日本農業遺産は、我が国において重要かつ伝統的な農林水産業を営む地域(農林水産業システム)を、日本農業遺産の認定基準に基づき、農林水産大臣が認定を行う制度です。

社会や環境に適応しながら何世代にもわたり継承されてきた独自性のある伝統的な農林水産業と、それに密接に関わって育まれた文化、ランドスケープ及びシースケープ、農業生物多様性などが相互に関連して一体となった、将来に受け継がれるべき重要な農林水産業システムを認定する制度です。

農林水産業システム名

歴史と伝統がつなぐ山形の「最上紅花」
~日本で唯一、世界でも稀有な紅花生産・染色用加工システム~

システムの概要

当地域の紅花生産と染色用への加工技術は、室町時代末期以来約450年の歴史を有しています。

最盛期の江戸時代には、紅花を染色用素材に加工した「紅餅」が、最上川の舟運で上流の米沢から酒田に集められ、北前船で京都まで輸送され、伝統的な神事の装束に用いられるなど、日本の伝統文化の発展に大きく貢献してまいりました。

紅花生産者は、朝もやが出るなどの気象条件を生かしつつ、他作物との「輪作」や有機質資材の施用により連作障害を回避する栽培方法や、収穫した花びらを自ら染色用に適する「紅餅」に加工する技術を伝承してきました。
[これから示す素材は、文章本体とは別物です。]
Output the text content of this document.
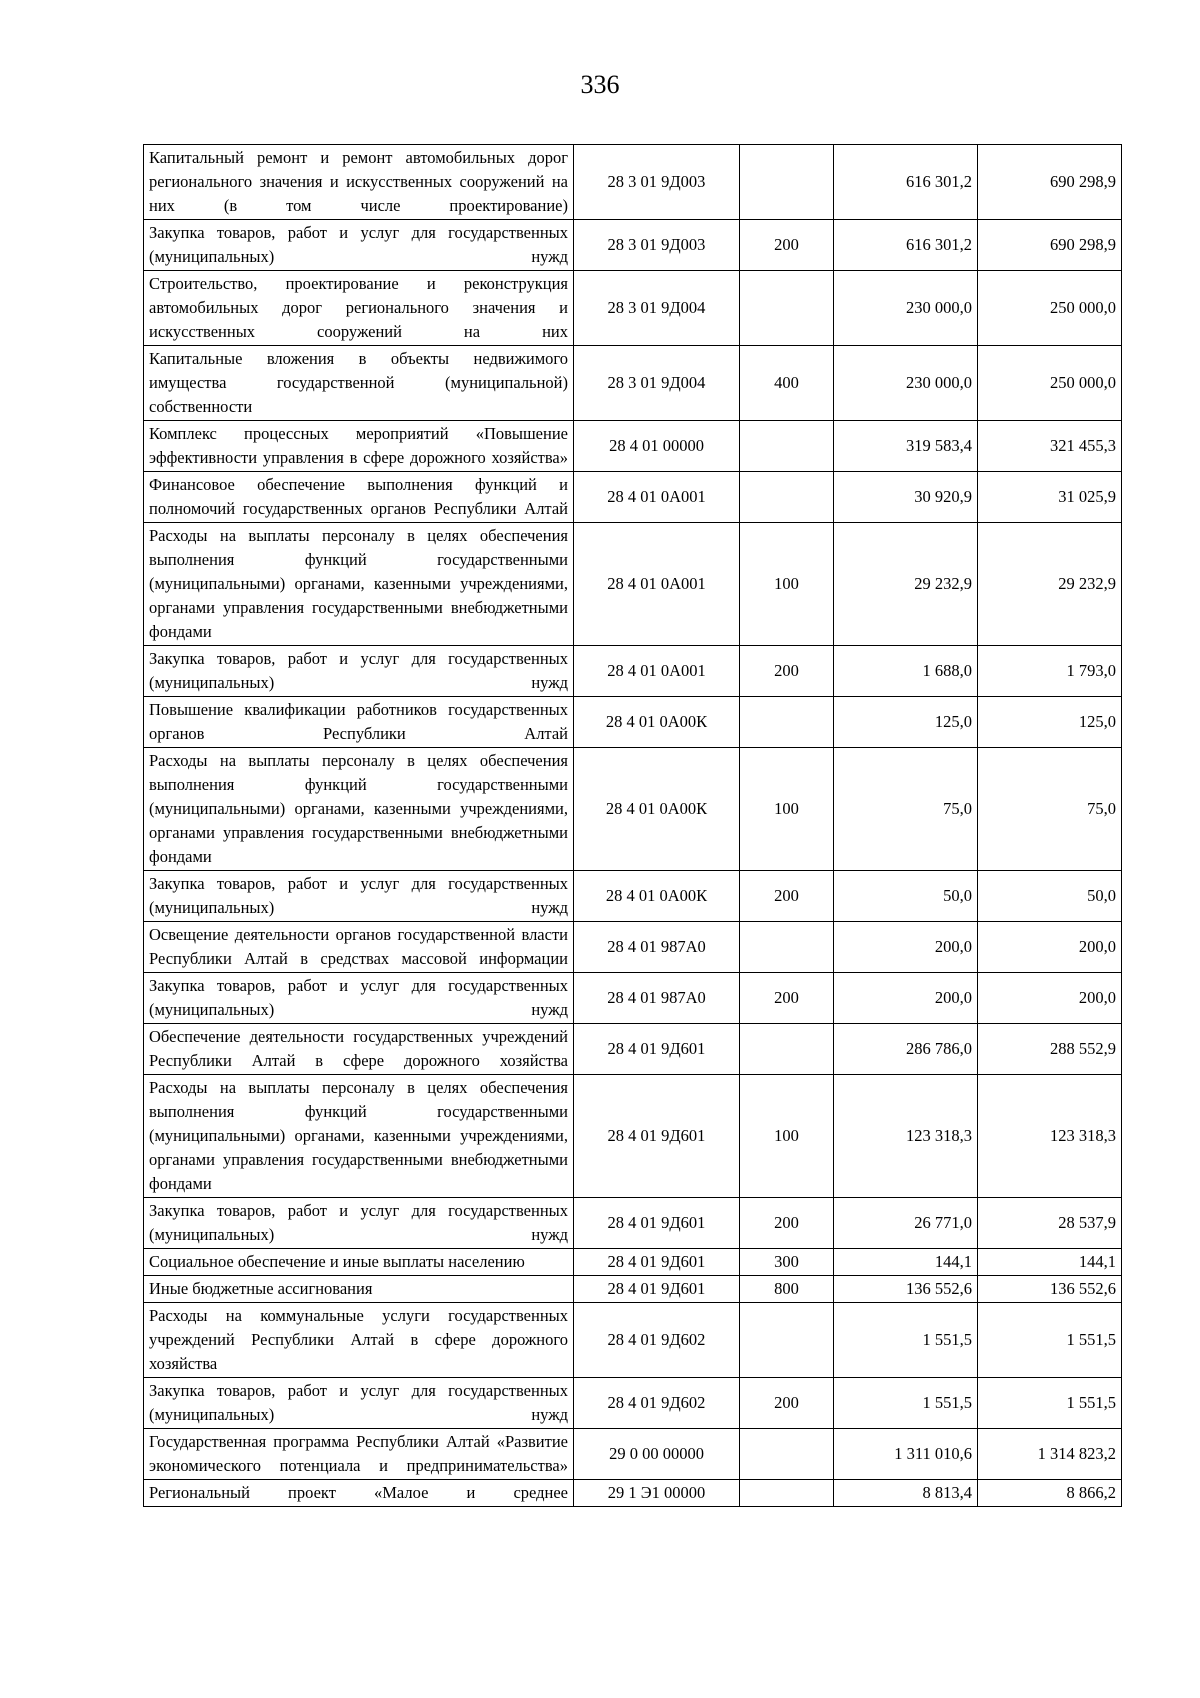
336
Капитальный ремонт и ремонт автомобильных дорог регионального значения и искусственных сооружений на них (в том числе проектирование)	28 3 01 9Д003		616 301,2	690 298,9
Закупка товаров, работ и услуг для государственных (муниципальных) нужд	28 3 01 9Д003	200	616 301,2	690 298,9
Строительство, проектирование и реконструкция автомобильных дорог регионального значения и искусственных сооружений на них	28 3 01 9Д004		230 000,0	250 000,0
Капитальные вложения в объекты недвижимого имущества государственной (муниципальной) собственности	28 3 01 9Д004	400	230 000,0	250 000,0
Комплекс процессных мероприятий «Повышение эффективности управления в сфере дорожного хозяйства»	28 4 01 00000		319 583,4	321 455,3
Финансовое обеспечение выполнения функций и полномочий государственных органов Республики Алтай	28 4 01 0А001		30 920,9	31 025,9
Расходы на выплаты персоналу в целях обеспечения выполнения функций государственными (муниципальными) органами, казенными учреждениями, органами управления государственными внебюджетными фондами	28 4 01 0А001	100	29 232,9	29 232,9
Закупка товаров, работ и услуг для государственных (муниципальных) нужд	28 4 01 0А001	200	1 688,0	1 793,0
Повышение квалификации работников государственных органов Республики Алтай	28 4 01 0А00К		125,0	125,0
Расходы на выплаты персоналу в целях обеспечения выполнения функций государственными (муниципальными) органами, казенными учреждениями, органами управления государственными внебюджетными фондами	28 4 01 0А00К	100	75,0	75,0
Закупка товаров, работ и услуг для государственных (муниципальных) нужд	28 4 01 0А00К	200	50,0	50,0
Освещение деятельности органов государственной власти Республики Алтай в средствах массовой информации	28 4 01 987А0		200,0	200,0
Закупка товаров, работ и услуг для государственных (муниципальных) нужд	28 4 01 987А0	200	200,0	200,0
Обеспечение деятельности государственных учреждений Республики Алтай в сфере дорожного хозяйства	28 4 01 9Д601		286 786,0	288 552,9
Расходы на выплаты персоналу в целях обеспечения выполнения функций государственными (муниципальными) органами, казенными учреждениями, органами управления государственными внебюджетными фондами	28 4 01 9Д601	100	123 318,3	123 318,3
Закупка товаров, работ и услуг для государственных (муниципальных) нужд	28 4 01 9Д601	200	26 771,0	28 537,9
Социальное обеспечение и иные выплаты населению	28 4 01 9Д601	300	144,1	144,1
Иные бюджетные ассигнования	28 4 01 9Д601	800	136 552,6	136 552,6
Расходы на коммунальные услуги государственных учреждений Республики Алтай в сфере дорожного хозяйства	28 4 01 9Д602		1 551,5	1 551,5
Закупка товаров, работ и услуг для государственных (муниципальных) нужд	28 4 01 9Д602	200	1 551,5	1 551,5
Государственная программа Республики Алтай «Развитие экономического потенциала и предпринимательства»	29 0 00 00000		1 311 010,6	1 314 823,2
Региональный проект «Малое и среднее	29 1 Э1 00000		8 813,4	8 866,2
こうした日本で唯一の紅花の生産・染色用加工システムが評価され、認定に至りました。

認定団体

認定団体 山形県紅花振興協議会(会長 山形県知事 吉村美栄子、副会長 山形市長 佐藤孝弘)
組織団体 山形県、山形市、米沢市、酒田市、天童市、山辺町、中山町、河北町、白鷹町
山形県農業協同組合中央会、山形市農業協同組合、山形県花き生産連絡協議会、山形県紅花生産組合連合会、出羽もがみべにばなの会、山形市高瀬紅花生産組合、白鷹紅の花を咲かせる会、山形県観光物産協会、米沢織物工業協同組合、置賜紬伝統織物協同組合、山形中央クッキングスクール、落合「最上紅花」若菜を広める会、JAてんどう女性部やまぐち紅花若菜会
認定地域 最上川流域(山形市、米沢市、酒田市、天童市、山辺町、中山町、河北町、白鷹町)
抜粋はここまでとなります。